A group of pro-government Turkish lawyers have reportedly filed charges against U.S. Air Force officers associated with İncirlik Air Base based on allegations that they are connected to a movement that attempted a coup d'état against Turkey’s government in July 2016.

The lawyers are seeking a temporary halt to all flights leaving Incirlik Air Base — an important staging point for combat operations against the Islamic State group — and access to the base via a search warrant, according to court documents unearthed by the Stockholm Center for Freedom, a group of exiled Turkish journalists.

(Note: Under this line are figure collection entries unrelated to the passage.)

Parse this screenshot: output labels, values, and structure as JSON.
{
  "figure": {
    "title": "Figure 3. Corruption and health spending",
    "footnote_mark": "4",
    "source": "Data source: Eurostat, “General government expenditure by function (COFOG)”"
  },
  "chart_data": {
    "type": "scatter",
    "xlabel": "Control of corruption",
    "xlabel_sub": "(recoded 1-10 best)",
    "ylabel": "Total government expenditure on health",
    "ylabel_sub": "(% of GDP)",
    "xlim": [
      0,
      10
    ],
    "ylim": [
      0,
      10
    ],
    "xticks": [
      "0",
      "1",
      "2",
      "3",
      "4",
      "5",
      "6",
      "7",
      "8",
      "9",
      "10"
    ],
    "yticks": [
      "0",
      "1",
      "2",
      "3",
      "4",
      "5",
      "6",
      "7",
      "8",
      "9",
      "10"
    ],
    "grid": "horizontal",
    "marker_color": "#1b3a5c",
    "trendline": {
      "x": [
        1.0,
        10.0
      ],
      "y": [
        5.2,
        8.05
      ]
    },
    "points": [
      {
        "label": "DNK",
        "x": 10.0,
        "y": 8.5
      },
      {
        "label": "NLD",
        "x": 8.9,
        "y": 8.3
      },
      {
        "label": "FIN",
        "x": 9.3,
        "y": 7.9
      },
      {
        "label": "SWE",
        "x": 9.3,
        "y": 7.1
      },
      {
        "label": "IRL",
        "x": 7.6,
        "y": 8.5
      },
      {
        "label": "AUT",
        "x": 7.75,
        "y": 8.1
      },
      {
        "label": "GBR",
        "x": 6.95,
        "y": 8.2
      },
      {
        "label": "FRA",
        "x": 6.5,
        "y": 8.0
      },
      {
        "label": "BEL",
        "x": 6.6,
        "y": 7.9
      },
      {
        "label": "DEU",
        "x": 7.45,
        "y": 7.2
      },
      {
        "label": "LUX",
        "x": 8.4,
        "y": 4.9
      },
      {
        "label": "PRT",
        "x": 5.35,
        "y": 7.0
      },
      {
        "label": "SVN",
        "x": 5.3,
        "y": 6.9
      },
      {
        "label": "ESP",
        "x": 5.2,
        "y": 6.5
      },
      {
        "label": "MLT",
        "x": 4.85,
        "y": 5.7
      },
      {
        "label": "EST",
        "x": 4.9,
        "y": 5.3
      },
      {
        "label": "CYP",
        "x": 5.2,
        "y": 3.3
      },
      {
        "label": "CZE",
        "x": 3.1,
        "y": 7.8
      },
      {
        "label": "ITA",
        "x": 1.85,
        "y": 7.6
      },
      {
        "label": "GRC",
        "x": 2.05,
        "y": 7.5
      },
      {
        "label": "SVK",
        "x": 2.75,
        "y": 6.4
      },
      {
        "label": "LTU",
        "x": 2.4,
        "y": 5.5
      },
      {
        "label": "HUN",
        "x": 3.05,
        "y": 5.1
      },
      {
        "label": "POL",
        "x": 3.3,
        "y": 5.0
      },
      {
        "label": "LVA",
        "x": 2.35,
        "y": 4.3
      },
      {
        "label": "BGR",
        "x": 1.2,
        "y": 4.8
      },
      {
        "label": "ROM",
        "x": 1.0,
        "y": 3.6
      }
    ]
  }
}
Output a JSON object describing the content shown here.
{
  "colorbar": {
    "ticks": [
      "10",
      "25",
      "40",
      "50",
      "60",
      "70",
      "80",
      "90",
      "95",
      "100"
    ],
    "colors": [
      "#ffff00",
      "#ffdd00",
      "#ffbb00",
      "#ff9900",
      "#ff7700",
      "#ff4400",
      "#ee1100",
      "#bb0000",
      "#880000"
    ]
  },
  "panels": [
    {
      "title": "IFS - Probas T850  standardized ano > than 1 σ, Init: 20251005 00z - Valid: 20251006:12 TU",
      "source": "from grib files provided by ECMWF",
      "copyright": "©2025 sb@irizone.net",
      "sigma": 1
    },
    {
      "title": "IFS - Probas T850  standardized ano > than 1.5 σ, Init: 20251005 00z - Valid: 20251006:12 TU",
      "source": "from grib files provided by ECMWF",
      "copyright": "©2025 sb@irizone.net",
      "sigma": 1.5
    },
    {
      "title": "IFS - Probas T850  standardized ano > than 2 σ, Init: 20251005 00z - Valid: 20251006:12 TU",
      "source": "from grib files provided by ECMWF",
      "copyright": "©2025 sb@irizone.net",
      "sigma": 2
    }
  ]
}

The papers were filed at the chief public prosecutor’s office in Adana, where İncirlik is located. The lawyers who submitted the request are from the Association for Social Justice and Aid, which the exiled Turkish journalists described as a non-governmental organization fronting for senior Turkish officials.

The lawyers also asked in their petition for the “arrest of the commanders of the U.S. Air Force who are the superiors of the soldiers based at İncirlik and took a role in the failed coup attempt on July 15, 2016,” according to the documents.

U.S. officials did not provide comment on what, if any, actions were planned to deal with the charges, but did deny that the U.S. government was involved in the attempted coup.

“Any reports that U.S. government or military personnel had any previous knowledge or involvement in a Turkey coup attempt are baseless and completely false,” Mark Mackowiak, a U.S. European Command spokesman, told Air Force Times.

“We value the strong, mil-to-mil relationship and partnerships we have with our Turkish counterparts and continue to carry out our important mission at Incirlik," he added.

The 60-page criminal complaint specifically names Col. John C. Walker, Col. Michael H. Manion, Col. David Eaglen, Col. David Trucksa, Lt. Col. Timothy J. Cook, Lt. Col. Mack R. Coker, Sgt. Thomas S. Cooper, Sgt. Vegas M. Clark and others deployed to İncirlik Base, asking for their detention.

However, those "individuals mentioned are not currently stationed at Incirlik,” Mackowiak said.

The report by the exiled journalists cites a tit-for-tat sanction dispute between the Trump administration and Turkish President Recep Tayyip Erdoğan as a possible cause of the charges.

The U.S. imposed economic sanctions on Turkey’s interior and justice ministers last week for their role in the detention of an American pastor also accused of involvement in the coup attempt.